More and more Birmingham students are benefiting from guidance and support from graduates to prepare for working life.
The University’s employability service Careers Network is reaching out to even more alumni to ensure that every student who wants to learn from a mentor can find one.
This academic year, 570 mentors are working with Careers Network across various programmes, helping students and graduates with their future development and next steps.
Mentors on the programmes share knowledge, act as role models and promote the growth of employability skills, making a significant contribution to a student’s personal and social development.
Introducing an intern to the creative industries
Alumnus James Bunting (BA English and Philosophy, 2011) is an enthusiastic advocate of the University’s mentoring programme after being paired up with a Birmingham student in 2017.
He explains: ‘My student Grace was interning with a start-up, where part of her role was to launch a podcast series and talk to others within start-ups about how they got their big break and provide careers advice.
‘It was really interesting for someone who didn’t yet have that kind of career or a permanent job to be interviewing people who had been in industry for 5, 10, 15, 20 years and have done incredibly interesting things.
‘I introduced her to various people and was on the podcasts as well. What was really interesting was talking to her throughout that process and trying to open up the right networks and help her navigate the weird and wonderful world of the creative industries.
‘Her scrutiny of all those different roles reminded me of some of the things people don’t know when they start out. I think we both learnt a lot from it.
‘She’s now at the Birmingham Start-Up Society and I’ve offered advice on various projects that she was trying to run: how to pitch it, how to structure a budget, etc. So that was the very functional end of things but I think – I hope – that it was quite useful for her.’
Ademide Adenaike (Company Director, Sons of Pitches), Kate Stewart (Immigration Compliance Officer, University of Birmingham), Rose Taylor (Rail Systems Engineer, Arup) and James Bunting (Senior Account Director, Hope&Glory)
Benefits for both graduate and student
Acting as a mentor offers a range of benefits. The mentor gains a new perspective from a Birmingham student and has a rewarding experience knowing their advice has helped the student progress; while the mentee can offer support to the mentor’s business as part of the process.
All career paths are suitable for mentoring: mentors can take many forms, from senior figures in business and industry through to family members.
Alumnus Ademide Adenaike (MPharm Clinical and Experimental Medicine, 2017) is now pursuing a career in music through a capella group The Sons of Pitches but was able to call upon advice within his family for his Pharmacy degree.

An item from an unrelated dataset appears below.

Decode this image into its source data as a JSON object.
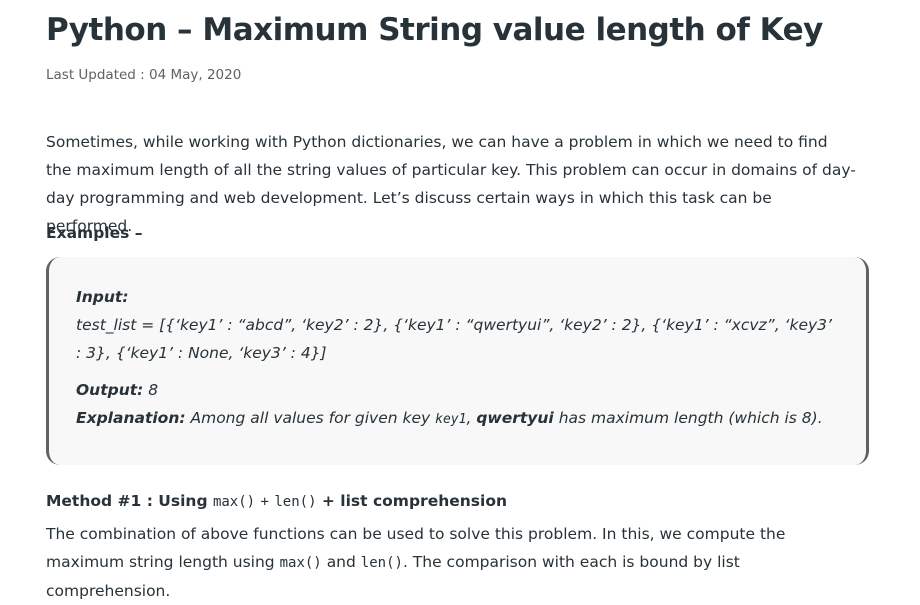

He says: ‘My first year at Birmingham didn’t go to plan exam-wise. I had a mentor within the family who works in healthcare and he gave me lots of different ways to look at how to study and tackle the degree.
‘He got to know the kind of student I was and gave me specific tips and advice: “OK, in reality you’re probably going to want to revise like this, you’re probably got this amount of time to do this”.
‘Even being held accountable to other people can be really, really helpful, and I’d like to be able to offer similar support for current students myself.’
Support for both career and individual
Careers Network also offers support to LGBTQ students by matching them with mentors from a range of occupations to receive guidance and advice about the choices they made in their careers and coming out in the workplace, in a scheme run jointly by the Equality and Diversity team, the Guild LGBTQ Association, Careers Network and Sean Russell Consulting.
The mentors offer advice on how to be happy and fulfilled as an out lesbian, gay, bisexual, transgender and/or queer employee. Now in its sixth year, it is believed to be one of the longest running LGBT university schemes in the UK.
Rose Taylor worked for Jaguar Land Rover for almost 20 years before starting an LGBT network, coming out transgender and transitioning in the workplace. Rose now works in the rail industry for Arup and volunteers for a number of organisations, as well as offering mentoring support to a current student.
‘It’s interesting to understand my mentee’s journey and what they want to do. I try to just share my journey and what I did, how I felt – that sort of side of it – and very much they’ll make their own decision as to where they want to end up.
‘I think I’m on a personal journey myself so there’s many things that I benefit from. It helps some of my skills, it helps educate me as well. I’m sure I learn off the students as much as they learn off me, absolutely.
‘I’m transgender so I know many trans people and they have each contributed something to me, just by sharing their story and their journey. There’s a lot of worries that I have about the future. Having them share where they’re at and occasionally scream and shout is brave. At the same time they’re also helping me, because sometimes that’s what I want to do.’